Скалозуб встал посреди гостиной как вкопанный, ошарашенно слушая непринуждённый разговор двух стариков про его покаяние.
— Эй! Чего застыл, Безбородый? Закрой рот и марш принимать водные процедуры! Давай-давай, у меня аж дыхание от вонищи твоей перехватывает! — Пастырю, похоже, было всё равно где выступать, перед толпой в центре площади или перед парой гномов в Праотцом забытом доме в трущобах. Старик был артистом до самого мозга костей, а потому не мог упустить случая продемонстрировать своё актёрское мастерство.
Фомлин жестом указал Скалозубу следовать за собой.
— Пойдём. Обсудим всё позже, — увидев, что Скалозуб по-прежнему стоит, не отрывая взгляда от Пастыря, хозяин дома вздохнул. — Не волнуйся, успеешь ещё наговориться и наслушаться. Эти два старика все уши тебе прожужжат, поверь, я знаю, о чём говорю.
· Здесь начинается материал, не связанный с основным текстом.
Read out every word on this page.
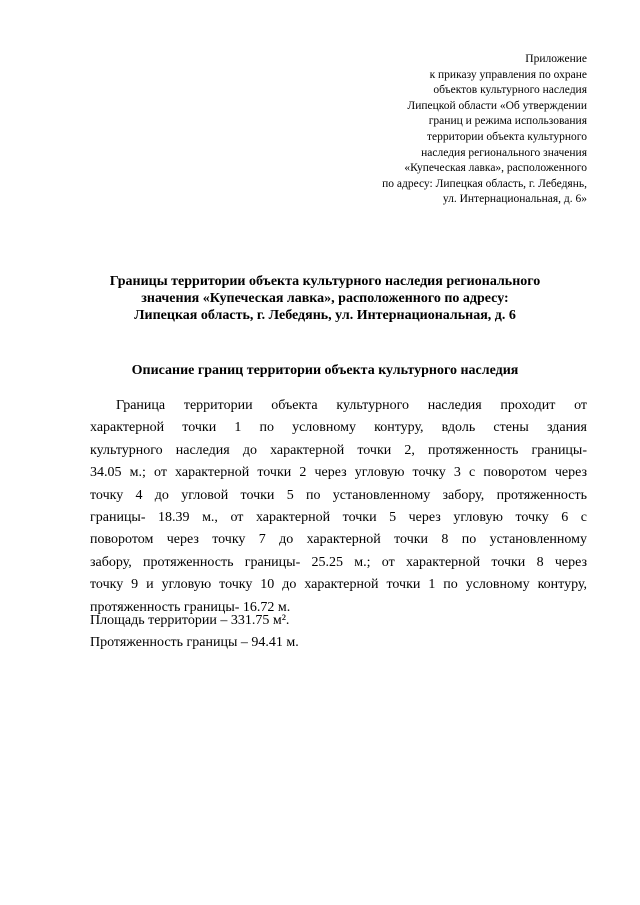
Приложение
к приказу управления по охране
объектов культурного наследия
Липецкой области «Об утверждении
границ и режима использования
территории объекта культурного
наследия регионального значения
«Купеческая лавка», расположенного
по адресу: Липецкая область, г. Лебедянь,
ул. Интернациональная, д. 6»
Границы территории объекта культурного наследия регионального
значения «Купеческая лавка», расположенного по адресу:
Липецкая область, г. Лебедянь, ул. Интернациональная, д. 6
Описание границ территории объекта культурного наследия
Граница территории объекта культурного наследия проходит от
характерной точки 1 по условному контуру, вдоль стены здания
культурного наследия до характерной точки 2, протяженность границы-
34.05 м.; от характерной точки 2 через угловую точку 3 с поворотом через
точку 4 до угловой точки 5 по установленному забору, протяженность
границы- 18.39 м., от характерной точки 5 через угловую точку 6 с
поворотом через точку 7 до характерной точки 8 по установленному
забору, протяженность границы- 25.25 м.; от характерной точки 8 через
точку 9 и угловую точку 10 до характерной точки 1 по условному контуру,
протяженность границы- 16.72 м.
Площадь территории – 331.75 м².
Протяженность границы – 94.41 м.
— Ну-ну, попрошу относиться с должным почтением к мудрецам! Вам, молодёжь, ещё учиться и учиться, пользуйтесь, пока есть возможность, — Дедушка важно надулся. — А теперь прочь с глаз моих, пожалейте мой бедный носик!
Отвернувшись от зажавшего нос и отгоняющего гномов прочь от себя брезгливым жестом пророка, Скалозуб зашагал следом за старостой.
Фомлин, не проронив больше ни слова, провёл его мимо кухни, где вовсю порхали над приготовлением ужина две гномихи преклонного возраста. В животе заурчало. Войдя в малюсенькую умывальную комнату и удостоверившись, что лохань до краёв наполнена водой, хозяин дома удовлетворённо кивнул:
— Ополоснись пока тут. Доколе от тебя несёт как от дикого орка, нет смысла топить баню. Вряд ли кто-то захочет париться, задыхаясь от ядрёной вони, — Фомлин чуть поколебался — Извини уж за прямоту, но раскочегаривать парилку ради тебя одного слишком хлопотно.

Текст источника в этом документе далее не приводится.